In terms of numbers, the United States and its allies have an overwhelming advantage as well as an edge when it comes to technology. All this comes at a cost, one the United States is having a particularly difficult time dealing with. It is even worse in Russia, where forced retirements, from old age or lack of money for maintenance, will soon see Russia slipping into third place.

The aging American warplane fleet will not shrink as rapidly and China has not been growing as fast as it could because a lot of inexpensive Cold War era aircraft are being replaced with much more expensive modern models. China does see that situation changing in their favor during the next two decades.

Currently the U.S. has more military aircraft because it has enormous shares of the world supply of support aircraft. America has 19 percent of fighters and bombers but 38 percent of all Special Mission (transport and reconnaissance) aircraft and 76 percent of aerial tankers. This enables the U.S. to move combat aircraft to any part of the world quickly and ready to go to work. No other nation has that capability. Other nations can move a small number of warplanes long distances but none have the need, or the budget, to do more. The American global reach is a major asset for allies worldwide and they are concerned about the gradual decline of that global reach. Without the Americans, many current U.S. allies would have to buy the support aircraft they need.

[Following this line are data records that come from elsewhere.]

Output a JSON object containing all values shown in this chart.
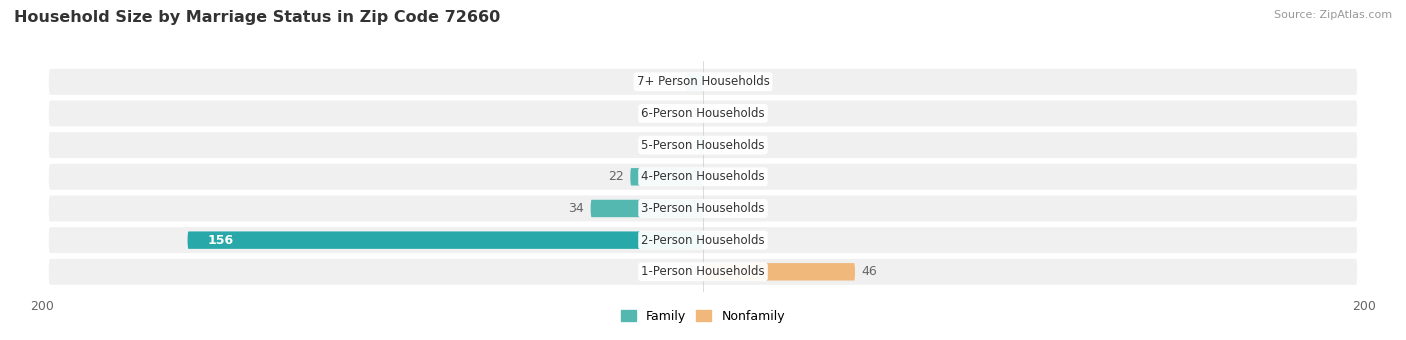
{
  "title": "Household Size by Marriage Status in Zip Code 72660",
  "source": "Source: ZipAtlas.com",
  "categories": [
    "7+ Person Households",
    "6-Person Households",
    "5-Person Households",
    "4-Person Households",
    "3-Person Households",
    "2-Person Households",
    "1-Person Households"
  ],
  "family_values": [
    5,
    0,
    1,
    22,
    34,
    156,
    0
  ],
  "nonfamily_values": [
    0,
    0,
    0,
    0,
    0,
    0,
    46
  ],
  "family_color": "#55B8B0",
  "nonfamily_color": "#F0B87A",
  "family_color_large": "#28A8A8",
  "xlim": 200,
  "bar_height": 0.55,
  "bg_color": "#ffffff",
  "row_bg": "#f0f0f0",
  "label_color": "#666666",
  "title_color": "#333333"
}
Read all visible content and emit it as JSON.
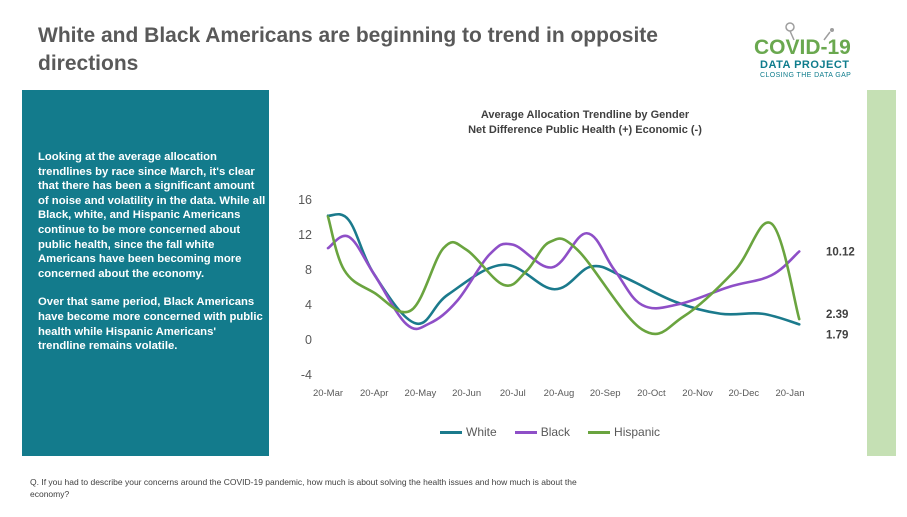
{
  "slide": {
    "title": "White and Black Americans are beginning to trend in opposite directions",
    "footnote": "Q. If you had to describe your concerns around the COVID-19 pandemic, how much is about solving the health issues and how much is about the economy?"
  },
  "logo": {
    "line1": "COVID-19",
    "line2": "DATA PROJECT",
    "line3": "CLOSING THE DATA GAP",
    "icon": "stethoscope-icon"
  },
  "panel": {
    "paragraph1": "Looking at the average allocation trendlines by race since March, it's clear that there has been a significant amount of noise and volatility in the data. While all Black, white, and Hispanic Americans continue to be more concerned about public health, since the fall white Americans have been becoming more concerned about the economy.",
    "paragraph2": "Over that same period, Black Americans have become more concerned with public health while Hispanic Americans' trendline remains volatile."
  },
  "colors": {
    "white_series": "#1b7a8c",
    "black_series": "#8e4fc7",
    "hispanic_series": "#6aa43f",
    "panel": "#137b8c",
    "side_bar": "#c5e0b4",
    "axis_text": "#595959"
  },
  "chart_data": {
    "type": "line",
    "title": "Average Allocation Trendline by Gender",
    "subtitle": "Net Difference Public Health (+) Economic (-)",
    "xlabel": "",
    "ylabel": "",
    "x": [
      "20-Mar",
      "20-Apr",
      "20-May",
      "20-Jun",
      "20-Jul",
      "20-Aug",
      "20-Sep",
      "20-Oct",
      "20-Nov",
      "20-Dec",
      "20-Jan"
    ],
    "y_ticks": [
      "16",
      "12",
      "8",
      "4",
      "0",
      "-4"
    ],
    "ylim": [
      -4,
      16
    ],
    "grid": false,
    "legend_position": "bottom",
    "series": [
      {
        "name": "White",
        "color_key": "white_series",
        "points": [
          [
            0,
            14.2
          ],
          [
            0.45,
            13.7
          ],
          [
            1.0,
            7.5
          ],
          [
            1.9,
            1.9
          ],
          [
            2.6,
            5.2
          ],
          [
            3.8,
            8.6
          ],
          [
            4.9,
            5.8
          ],
          [
            5.7,
            8.4
          ],
          [
            6.4,
            7.2
          ],
          [
            7.5,
            4.4
          ],
          [
            8.5,
            3.0
          ],
          [
            9.4,
            3.0
          ],
          [
            10.2,
            1.79
          ]
        ]
      },
      {
        "name": "Black",
        "color_key": "black_series",
        "points": [
          [
            0,
            10.5
          ],
          [
            0.45,
            11.8
          ],
          [
            1.0,
            7.5
          ],
          [
            1.7,
            1.8
          ],
          [
            2.2,
            1.9
          ],
          [
            2.8,
            4.5
          ],
          [
            3.5,
            9.8
          ],
          [
            4.0,
            10.9
          ],
          [
            4.85,
            8.3
          ],
          [
            5.6,
            12.2
          ],
          [
            6.2,
            8.0
          ],
          [
            6.8,
            4.0
          ],
          [
            7.6,
            4.1
          ],
          [
            8.7,
            6.1
          ],
          [
            9.6,
            7.4
          ],
          [
            10.2,
            10.12
          ]
        ]
      },
      {
        "name": "Hispanic",
        "color_key": "hispanic_series",
        "points": [
          [
            0,
            14.1
          ],
          [
            0.35,
            8.0
          ],
          [
            1.0,
            5.4
          ],
          [
            1.8,
            3.4
          ],
          [
            2.5,
            10.5
          ],
          [
            3.0,
            10.3
          ],
          [
            3.8,
            6.3
          ],
          [
            4.3,
            7.9
          ],
          [
            4.8,
            11.2
          ],
          [
            5.4,
            10.3
          ],
          [
            6.8,
            1.2
          ],
          [
            7.7,
            2.7
          ],
          [
            8.8,
            7.9
          ],
          [
            9.6,
            13.3
          ],
          [
            10.2,
            2.39
          ]
        ]
      }
    ],
    "end_labels": [
      "10.12",
      "2.39",
      "1.79"
    ]
  }
}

The most numerous American combat aircraft is the F-16, whose average is 29 years. The F-15s average 35 years. Worldwide these two aircraft account for 22 percent fighter aircraft used by all nations. Add in the U.S. Navy F-18 and these three are 28 percent of all fighters worldwide. There are 4,000 of these three models and the U.S. hopes to replace them with nearly as many F-35 stealth fighters. That effort is well underway with about 500 delivered so far. The question is, can the military budgets of the U.S. and export customers keep it up?

Two other issues remain unresolved. One is the age of combat aircraft. The F-35 was late arriving in large numbers and the F-16s and F-15s they were to replace are still in service. As aircraft age, maintenance costs rise and the air force budget is not rising to deal with that. As a result, readiness rates for these older aircraft have been falling during the last few years. At the same time, most of the aircraft have benefitted from tech upgrades. Not just new electronics but also components made of new materials. Despite all that, age and increasing maintenance costs eventually prevail in the form of lower readiness rates. However, with enough money and motivation, the older aircraft can still maintain high readiness rates. Sometimes that additional cost is found to be cheaper than developing and building a new aircraft.